Property value means different things to different people, depending on how they are involved in a real estate transaction. The Vendor’s may have an emotional attachment to the home which could have an influence when they look at the property they are selling. A Buyer, though excited about the property, will not see the same value. While the financier will be looking on the gloomy side in particular the risk, then take 20% off for good measure.
Assessed Value (Tax Office)
The tax assessor will see a very different picture. The assessor wants to create assessed value equality among the town or city’s citizens in order to fairly assess taxes and share the tax burden in an equitable manner among all property owners. Towns periodically undertake re-evaluations to update their market assessed value for all properties. While based upon historical sales data, it does not always represent current market data. It is a only useful guide in comparing the values of similar real estate properties.
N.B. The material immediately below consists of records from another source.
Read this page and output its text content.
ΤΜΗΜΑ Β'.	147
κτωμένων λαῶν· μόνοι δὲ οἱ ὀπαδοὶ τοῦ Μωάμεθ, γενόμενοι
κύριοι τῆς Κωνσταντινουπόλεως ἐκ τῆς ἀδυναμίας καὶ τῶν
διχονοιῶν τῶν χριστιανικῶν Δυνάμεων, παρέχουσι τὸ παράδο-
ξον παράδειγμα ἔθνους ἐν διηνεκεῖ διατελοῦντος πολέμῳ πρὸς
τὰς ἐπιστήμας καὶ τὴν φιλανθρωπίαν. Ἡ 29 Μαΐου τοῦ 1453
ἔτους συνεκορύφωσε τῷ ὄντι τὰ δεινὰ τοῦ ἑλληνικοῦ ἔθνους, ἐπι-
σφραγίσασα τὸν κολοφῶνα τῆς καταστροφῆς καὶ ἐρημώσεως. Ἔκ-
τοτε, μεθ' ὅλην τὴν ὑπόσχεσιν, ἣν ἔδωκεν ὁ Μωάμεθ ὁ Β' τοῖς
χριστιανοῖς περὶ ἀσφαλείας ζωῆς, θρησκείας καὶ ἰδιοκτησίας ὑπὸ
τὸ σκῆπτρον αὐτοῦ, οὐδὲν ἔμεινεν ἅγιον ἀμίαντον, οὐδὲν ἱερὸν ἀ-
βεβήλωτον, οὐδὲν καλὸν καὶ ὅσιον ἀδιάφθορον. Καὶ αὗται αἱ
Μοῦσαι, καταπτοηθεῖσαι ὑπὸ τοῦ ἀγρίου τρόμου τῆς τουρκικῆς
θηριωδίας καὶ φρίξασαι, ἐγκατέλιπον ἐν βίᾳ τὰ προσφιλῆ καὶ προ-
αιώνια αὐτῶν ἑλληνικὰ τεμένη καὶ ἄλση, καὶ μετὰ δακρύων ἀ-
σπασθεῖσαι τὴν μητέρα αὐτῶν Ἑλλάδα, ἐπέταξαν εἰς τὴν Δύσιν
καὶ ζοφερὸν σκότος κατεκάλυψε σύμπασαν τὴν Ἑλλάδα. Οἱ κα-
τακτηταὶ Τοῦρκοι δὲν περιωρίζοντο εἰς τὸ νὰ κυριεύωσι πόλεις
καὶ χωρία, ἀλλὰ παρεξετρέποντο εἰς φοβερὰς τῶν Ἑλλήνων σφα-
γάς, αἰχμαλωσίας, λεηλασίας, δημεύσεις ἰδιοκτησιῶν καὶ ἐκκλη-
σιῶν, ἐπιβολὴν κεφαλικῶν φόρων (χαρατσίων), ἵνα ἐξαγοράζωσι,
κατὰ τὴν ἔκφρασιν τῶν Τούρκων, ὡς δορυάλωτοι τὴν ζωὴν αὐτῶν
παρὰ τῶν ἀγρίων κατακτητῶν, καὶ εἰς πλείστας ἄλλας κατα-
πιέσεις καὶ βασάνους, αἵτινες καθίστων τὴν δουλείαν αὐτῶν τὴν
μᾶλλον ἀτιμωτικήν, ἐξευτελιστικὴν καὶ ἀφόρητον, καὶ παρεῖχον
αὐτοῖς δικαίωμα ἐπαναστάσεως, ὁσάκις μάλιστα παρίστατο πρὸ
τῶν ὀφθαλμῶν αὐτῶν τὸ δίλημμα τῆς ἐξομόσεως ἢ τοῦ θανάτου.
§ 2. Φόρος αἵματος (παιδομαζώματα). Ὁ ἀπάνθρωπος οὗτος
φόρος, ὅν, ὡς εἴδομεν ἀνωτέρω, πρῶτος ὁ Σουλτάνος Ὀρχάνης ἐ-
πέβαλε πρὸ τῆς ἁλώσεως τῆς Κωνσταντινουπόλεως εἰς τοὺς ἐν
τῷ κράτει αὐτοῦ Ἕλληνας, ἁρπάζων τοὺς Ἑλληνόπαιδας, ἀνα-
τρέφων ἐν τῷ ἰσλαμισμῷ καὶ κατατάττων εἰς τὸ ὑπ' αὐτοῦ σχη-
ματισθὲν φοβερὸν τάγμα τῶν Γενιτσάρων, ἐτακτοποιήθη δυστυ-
The office of the Valuer General has adopted the International Valuation committee’s definition of Market Value that being:
“Market Value is the estimated amount for which an asset should exchange on the date of valuation between a willing buyer and a willing selling in an arm’s length transaction, after proper marketing, wherein the parties have each acted knowledgeably and without compulsion”.
Property Value (Valuer* for Bank Use)
Valuers must protect the interest of the lender, therefore must be more conservative in the appraisal value they place on a real estate property. The appraisal value is more typically based upon historic sales data that has a limited life and may or may not agree with market value, typically supported by recent sales figures gleaned from local real estate agents.
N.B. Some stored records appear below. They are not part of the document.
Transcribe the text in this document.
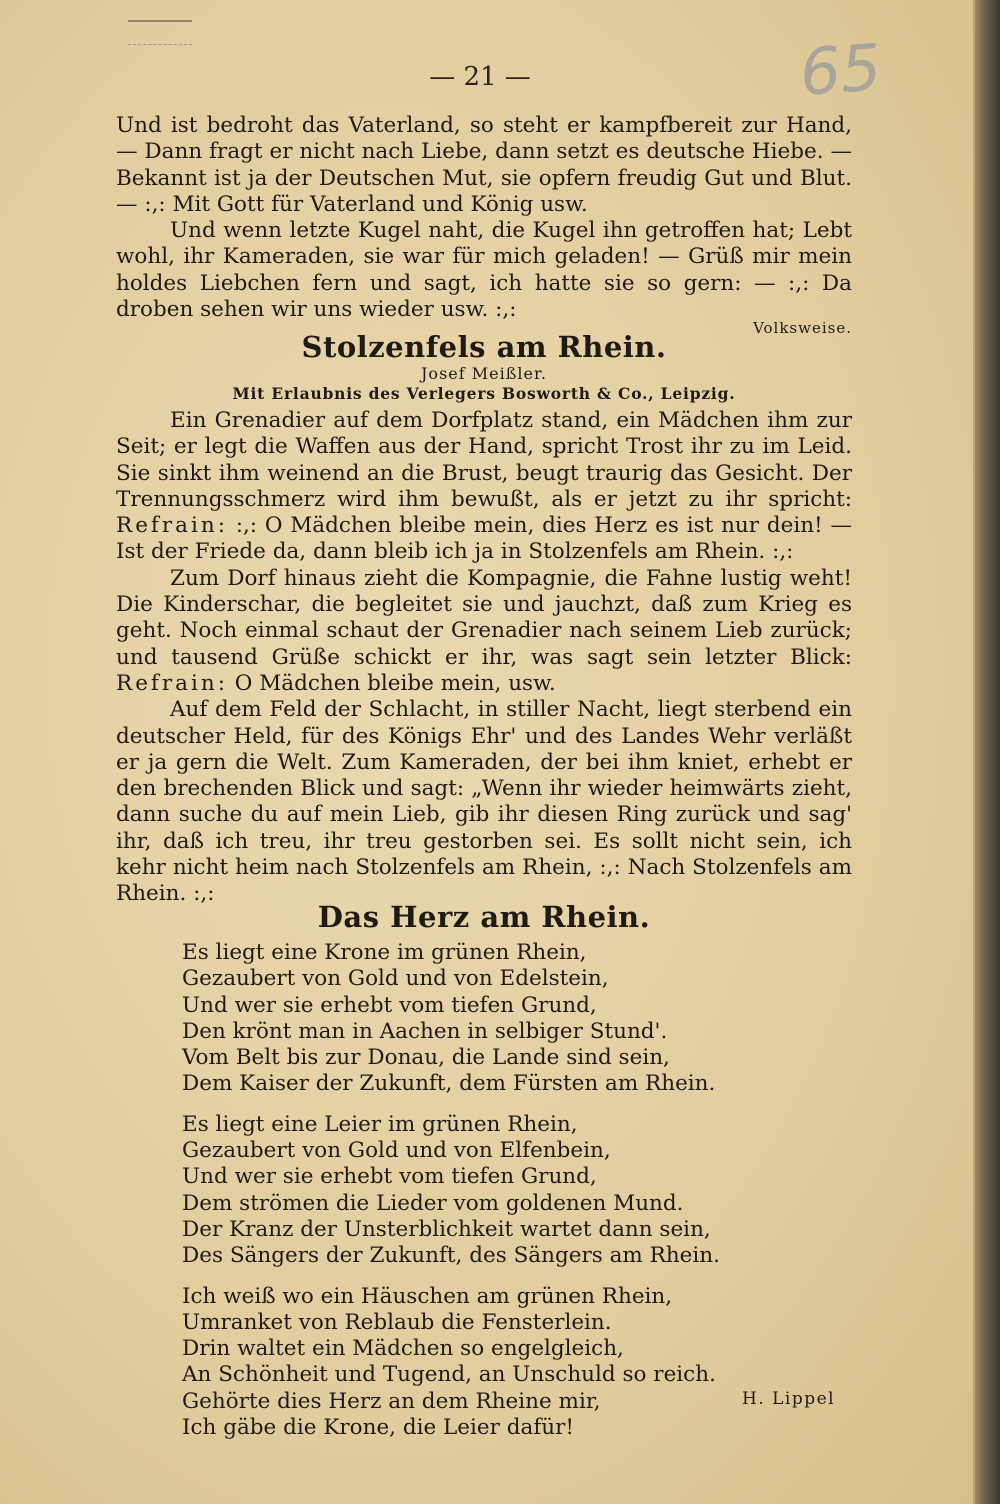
— 21 —	65

Und ist bedroht das Vaterland, so steht er kampfbereit zur Hand, — Dann fragt er nicht nach Liebe, dann setzt es deutsche Hiebe. — Bekannt ist ja der Deutschen Mut, sie opfern freudig Gut und Blut. — :,: Mit Gott für Vaterland und König usw.

Und wenn letzte Kugel naht, die Kugel ihn getroffen hat; Lebt wohl, ihr Kameraden, sie war für mich geladen! — Grüß mir mein holdes Liebchen fern und sagt, ich hatte sie so gern: — :,: Da droben sehen wir uns wieder usw. :,:

Volksweise.
Stolzenfels am Rhein.
Josef Meißler.
Mit Erlaubnis des Verlegers Bosworth & Co., Leipzig.

Ein Grenadier auf dem Dorfplatz stand, ein Mädchen ihm zur Seit; er legt die Waffen aus der Hand, spricht Trost ihr zu im Leid. Sie sinkt ihm weinend an die Brust, beugt traurig das Gesicht. Der Trennungsschmerz wird ihm bewußt, als er jetzt zu ihr spricht: Refrain: :,: O Mädchen bleibe mein, dies Herz es ist nur dein! — Ist der Friede da, dann bleib ich ja in Stolzenfels am Rhein. :,:

Zum Dorf hinaus zieht die Kompagnie, die Fahne lustig weht! Die Kinderschar, die begleitet sie und jauchzt, daß zum Krieg es geht. Noch einmal schaut der Grenadier nach seinem Lieb zurück; und tausend Grüße schickt er ihr, was sagt sein letzter Blick: Refrain: O Mädchen bleibe mein, usw.

Auf dem Feld der Schlacht, in stiller Nacht, liegt sterbend ein deutscher Held, für des Königs Ehr' und des Landes Wehr verläßt er ja gern die Welt. Zum Kameraden, der bei ihm kniet, erhebt er den brechenden Blick und sagt: „Wenn ihr wieder heimwärts zieht, dann suche du auf mein Lieb, gib ihr diesen Ring zurück und sag' ihr, daß ich treu, ihr treu gestorben sei. Es sollt nicht sein, ich kehr nicht heim nach Stolzenfels am Rhein, :,: Nach Stolzenfels am Rhein. :,:

Das Herz am Rhein.
Es liegt eine Krone im grünen Rhein,
Gezaubert von Gold und von Edelstein,
Und wer sie erhebt vom tiefen Grund,
Den krönt man in Aachen in selbiger Stund'.
Vom Belt bis zur Donau, die Lande sind sein,
Dem Kaiser der Zukunft, dem Fürsten am Rhein.
Es liegt eine Leier im grünen Rhein,
Gezaubert von Gold und von Elfenbein,
Und wer sie erhebt vom tiefen Grund,
Dem strömen die Lieder vom goldenen Mund.
Der Kranz der Unsterblichkeit wartet dann sein,
Des Sängers der Zukunft, des Sängers am Rhein.
Ich weiß wo ein Häuschen am grünen Rhein,
Umranket von Reblaub die Fensterlein.
Drin waltet ein Mädchen so engelgleich,
An Schönheit und Tugend, an Unschuld so reich.
Gehörte dies Herz an dem Rheine mir,
Ich gäbe die Krone, die Leier dafür!
H. Lippel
Property Value (Valuer* for Insurance Use) In this case a Valuer has to calculate a buildings replacement value, in case of total loss. This amount will be used to determine your insurance premium.
Factors the Valuer may take into consideration:
- how many square meters of construction area there are.
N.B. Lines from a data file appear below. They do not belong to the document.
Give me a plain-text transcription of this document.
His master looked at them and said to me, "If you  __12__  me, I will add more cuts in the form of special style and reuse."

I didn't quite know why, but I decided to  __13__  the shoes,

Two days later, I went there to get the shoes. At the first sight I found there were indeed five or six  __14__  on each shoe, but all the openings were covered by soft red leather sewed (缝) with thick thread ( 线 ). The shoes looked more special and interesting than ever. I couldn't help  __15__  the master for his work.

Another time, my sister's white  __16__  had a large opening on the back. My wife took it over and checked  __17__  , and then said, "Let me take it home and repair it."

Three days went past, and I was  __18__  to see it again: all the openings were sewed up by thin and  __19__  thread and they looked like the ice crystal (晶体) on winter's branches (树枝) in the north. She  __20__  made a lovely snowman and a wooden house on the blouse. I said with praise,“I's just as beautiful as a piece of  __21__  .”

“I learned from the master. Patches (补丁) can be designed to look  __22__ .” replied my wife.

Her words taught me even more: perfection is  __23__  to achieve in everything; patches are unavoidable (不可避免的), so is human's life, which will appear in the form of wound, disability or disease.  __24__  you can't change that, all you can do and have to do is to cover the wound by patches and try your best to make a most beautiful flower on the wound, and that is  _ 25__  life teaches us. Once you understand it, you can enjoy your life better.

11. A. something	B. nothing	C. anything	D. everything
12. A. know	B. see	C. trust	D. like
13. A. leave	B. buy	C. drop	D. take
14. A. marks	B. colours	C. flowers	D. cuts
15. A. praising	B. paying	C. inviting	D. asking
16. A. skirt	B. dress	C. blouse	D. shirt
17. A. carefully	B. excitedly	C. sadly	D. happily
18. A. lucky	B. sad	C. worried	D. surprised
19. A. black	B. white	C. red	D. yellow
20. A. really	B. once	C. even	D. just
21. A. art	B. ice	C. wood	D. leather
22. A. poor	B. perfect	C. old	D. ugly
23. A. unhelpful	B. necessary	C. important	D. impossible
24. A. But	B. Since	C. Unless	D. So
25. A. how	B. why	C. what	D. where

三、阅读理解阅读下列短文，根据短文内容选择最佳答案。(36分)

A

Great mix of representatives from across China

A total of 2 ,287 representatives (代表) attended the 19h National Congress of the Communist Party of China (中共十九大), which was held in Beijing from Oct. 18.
- the cost to clear the site.
- any costs relating to current building standards.
- the replacement cost of a property can vary depending on the quality of the build, fixtures and fittings.
- alternative accommodation during the construction period.
Don’t fall into the trap:
- Of using a flat square meters price to calculate the value, often does not for example take into consideration age, size, location and quality of construction and the type of terrain to be built upon.
- Thinking that another price indicator such as bank valuation or even the sale price if within the last six months must be spot on.
* Property Valuers are professionals and carry indemnity insurance in case a claim is made against them. One of the major factors considered by the insurer is recent claims.
Market Value (Real Estate Agent)
Market value is what a ready, willing, and able real estate buyer pays to a ready, willing and able seller in a transaction with no undue influences on a given day. It is a negotiated value which changes relative to the market conditions, supply, demand and season, in some cases. Market value is created by the home buyer and seller. Too often, buyers and sellers have a notion that some other factor determines market value, when in reality they have the control not only over their transaction but some bearing on future negotiations of similar properties.